The latest feature: google_lens_detect uses OpenCV to find objects in an image, crops each one, and sends them to Google Lens for identification. GPT-OSS-120B, a text-only model with
zero vision support, correctly identified an NVIDIA DGX Spark and a SanDisk USB drive from a desk photo.
Also includes Google Search, News, Shopping, Scholar, Maps, Finance, Weather, Flights, Hotels, Translate, Images, Trends, and more. 17 tools total.

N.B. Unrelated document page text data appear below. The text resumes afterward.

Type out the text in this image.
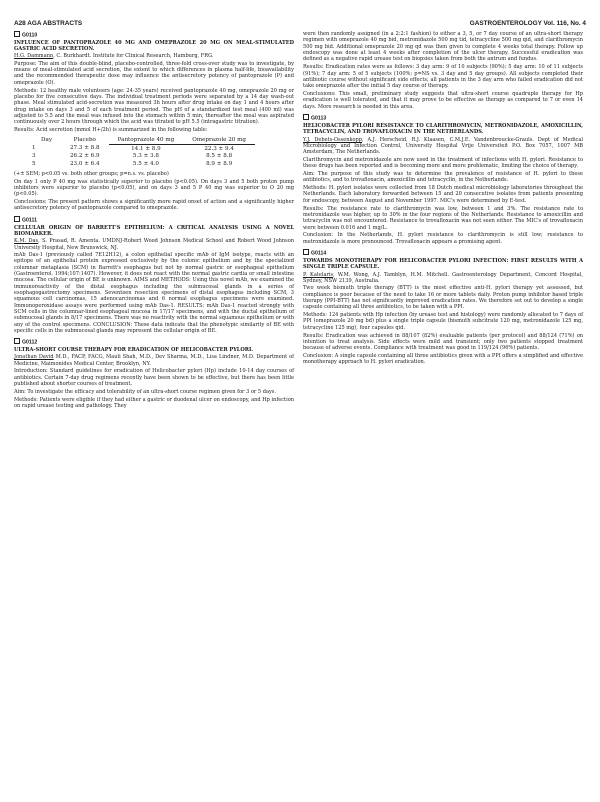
A28 AGA ABSTRACTS	GASTROENTEROLOGY Vol. 116, No. 4
G0110
INFLUENCE OF PANTOPRAZOLE 40 MG AND OMEPRAZOLE 20 MG ON MEAL-STIMULATED GASTRIC ACID SECRETION.
H.G. Dammann, C. Burkhardt. Institute for Clinical Research, Hamburg, FRG.

Purpose: The aim of this double-blind, placebo-controlled, three-fold cross-over study was to investigate, by means of meal-stimulated acid secretion, the extent to which differences in plasma half-life, bioavailability and the recommended therapeutic dose may influence the antisecretory potency of pantoprazole (P) and omeprazole (O).

Methods: 12 healthy male volunteers (age: 24-35 years) received pantoprazole 40 mg, omeprazole 20 mg or placebo for five consecutive days. The individual treatment periods were separated by a 14 day wash-out phase. Meal stimulated acid-secretion was measured 3h hours after drug intake on day 1 and 4 hours after drug intake on days 3 and 5 of each treatment period. The pH of a standardized test meal (400 ml) was adjusted to 5.5 and the meal was infused into the stomach within 5 min, thereafter the meal was aspirated continuously over 2 hours through which the acid was titrated to pH 5.5 (intragastric titration).

Results: Acid secretion (mmol H+/2h) is summarized in the following table:

Day	Placebo	Pantoprazole 40 mg	Omeprazole 20 mg
1	27.3 ± 8.8	14.1 ± 8.9	22.3 ± 9.4
3	26.2 ± 6.9	5.3 ± 3.8	8.5 ± 8.8
5	23.0 ± 6.4	5.5 ± 4.0	8.9 ± 8.9

(+± SEM; p<0.05 vs. both other groups; p=n.s. vs. placebo)

On day 1 only P 40 mg was statistically superior to placebo (p<0.05). On days 3 and 5 both proton pump inhibitors were superior to placebo (p<0.05), and on days 3 and 5 P 40 mg was superior to O 20 mg (p<0.05).

Conclusions: The present pattern shows a significantly more rapid onset of action and a significantly higher antisecretory potency of pantoprazole compared to omeprazole.

G0111
CELLULAR ORIGIN OF BARRETT'S EPITHELIUM: A CRITICAL ANALYSIS USING A NOVEL BIOMARKER.
K.M. Das, S. Prasad, R. Amenta. UMDNJ-Robert Wood Johnson Medical School and Robert Wood Johnson University Hospital, New Brunswick, NJ.

mAb Das-1 (previously called 7E12H12), a colon epithelial specific mAb of IgM isotype, reacts with an epitope of an epithelial protein expressed exclusively by the colonic epithelium and by the specialized columnar metaplasia (SCM) in Barrett's esophagus but not by normal gastric or esophageal epithelium (Gastroenterol. 1994;107:1407). However, it does not react with the normal gastric cardia or small intestine mucosa. The cellular origin of BE is unknown. AIMS and METHODS: Using this novel mAb, we examined the immunoreactivity of the distal esophagus including the submucosal glands in a series of esophagogastrectomy specimens. Seventeen resection specimens of distal esophagus including SCM, 3 squamous cell carcinomas, 15 adenocarcinomas and 6 normal esophagus specimens were examined. Immunoperoxidase assays were performed using mAb Das-1. RESULTS: mAb Das-1 reacted strongly with SCM cells in the columnar-lined esophageal mucosa in 17/17 specimens, and with the ductal epithelium of submucosal glands in 8/17 specimens. There was no reactivity with the normal squamous epithelium or with any of the control specimens. CONCLUSION: These data indicate that the phenotypic similarity of BE with specific cells in the submucosal glands may represent the cellular origin of BE.

G0112
ULTRA-SHORT COURSE THERAPY FOR ERADICATION OF HELICOBACTER PYLORI.
Jonathan David M.D., FACP, FACG, Mauli Shah, M.D., Dev Sharma, M.D., Lisa Lindner, M.D. Department of Medicine, Maimonides Medical Center, Brooklyn, NY.

Introduction: Standard guidelines for eradication of Helicobacter pylori (Hp) include 10-14 day courses of antibiotics. Certain 7-day drug regimens recently have been shown to be effective, but there has been little published about shorter courses of treatment.

Aim: To investigate the efficacy and tolerability of an ultra-short course regimen given for 3 or 5 days.

Methods: Patients were eligible if they had either a gastric or duodenal ulcer on endoscopy, and Hp infection on rapid urease testing and pathology. They

were then randomly assigned (in a 2:2:1 fashion) to either a 3, 5, or 7 day course of an ultra-short therapy regimen with omeprazole 40 mg bid, metronidazole 500 mg tid, tetracycline 500 mg qid, and clarithromycin 500 mg bid. Additional omeprazole 20 mg qd was then given to complete 4 weeks total therapy. Follow up endoscopy was done at least 4 weeks after completion of the ulcer therapy. Successful eradication was defined as a negative rapid urease test on biopsies taken from both the antrum and fundus.

Results: Eradication rates were as follows: 3 day arm: 9 of 10 subjects (90%); 5 day arm: 10 of 11 subjects (91%); 7 day arm: 5 of 5 subjects (100%; p=NS vs. 3 day and 5 day groups). All subjects completed their antibiotic course without significant side effects; all patients in the 3 day arm who failed eradication did not take omeprazole after the initial 5 day course of therapy.

Conclusions: This small, preliminary study suggests that ultra-short course quadruple therapy for Hp eradication is well tolerated, and that it may prove to be effective as therapy as compared to 7 or even 14 days. More research is needed in this area.

G0113
HELICOBACTER PYLORI RESISTANCE TO CLARITHROMYCIN, METRONIDAZOLE, AMOXICILLIN, TETRACYCLIN, AND TROVAFLOXACIN IN THE NETHERLANDS.
Y.J. Debets-Ossenkopp, A.J. Herscheid, R.J. Klaasen, C.M.J.E. Vandenbroucke-Grauls. Dept of Medical Microbiology and Infection Control, University Hospital Vrije Universiteit P.O. Box 7057, 1007 MB Amsterdam, The Netherlands.

Clarithromycin and metronidazole are now used in the treatment of infections with H. pylori. Resistance to these drugs has been reported and is becoming more and more problematic, limiting the choice of therapy.

Aim: The purpose of this study was to determine the prevalence of resistance of H. pylori to these antibiotics, and to trovafloxacin, amoxicillin and tetracyclin, in the Netherlands.

Methods: H. pylori isolates were collected from 18 Dutch medical microbiology laboratories throughout the Netherlands. Each laboratory forwarded between 15 and 20 consecutive isolates from patients presenting for endoscopy, between August and November 1997. MIC's were determined by E-test.

Results: The resistance rate to clarithromycin was low, between 1 and 3%. The resistance rate to metronidazole was higher, up to 30% in the four regions of the Netherlands. Resistance to amoxicillin and tetracyclin was not encountered. Resistance to trovafloxacin was not seen either. The MIC's of trovafloxacin were between 0.016 and 1 mg/L.

Conclusion: In the Netherlands, H. pylori resistance to clarithromycin is still low; resistance to metronidazole is more pronounced. Trovafloxacin appears a promising agent.

G0114
TOWARDS MONOTHERAPY FOR HELICOBACTER PYLORI INFECTION: FIRST RESULTS WITH A SINGLE TRIPLE CAPSULE.
P. Katelaris, W.M. Wong, A.J. Tamblyn, H.M. Mitchell. Gastroenterology Department, Concord Hospital, Sydney, NSW 2139, Australia.

Two week bismuth triple therapy (BTT) is the most effective anti-H. pylori therapy yet assessed, but compliance is poor because of the need to take 16 or more tablets daily. Proton pump inhibitor based triple therapy (PPI-BTT) has not significantly improved eradication rates. We therefore set out to develop a single capsule containing all three antibiotics, to be taken with a PPI.

Methods: 124 patients with Hp infection (by urease test and histology) were randomly allocated to 7 days of PPI (omeprazole 20 mg bd) plus a single triple capsule (bismuth subcitrate 120 mg, metronidazole 125 mg, tetracycline 125 mg), four capsules qid.

Results: Eradication was achieved in 88/107 (82%) evaluable patients (per protocol) and 88/124 (71%) on intention to treat analysis. Side effects were mild and transient; only two patients stopped treatment because of adverse events. Compliance with treatment was good in 119/124 (96%) patients.

Conclusion: A single capsule containing all three antibiotics given with a PPI offers a simplified and effective monotherapy approach to H. pylori eradication.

Two commands: pip install noapi-google-search-mcp && playwright install chromium
GitHub: https://github.com/VincentKaufmann/noapi-google-search-mcp
PyPI: https://pypi.org/project/noapi-google-search-mcp/
Booyah!Looks like a TOS violation to me to scrape google directly like that. While the concept of giving a text only model 'pseudo vision' is clever, I think the solution in its current form is a bit fragile. The SerpAPI, Google Custom Search API, etc. exist for a reason; For anything beyond personal tinkering, this is a liability.
you eventually get hit with captcha with the playwright approach
have you tried Llama? In my experience it has been strictly better than GPT OSS, but it might depend on specifically how it is used.
> GPT-OSS-120B, a text-only model with zero vision support, correctly identified an NVIDIA DGX Spark and a SanDisk USB drive from a desk photo.
But wasn't it Google Lens that actually identified them?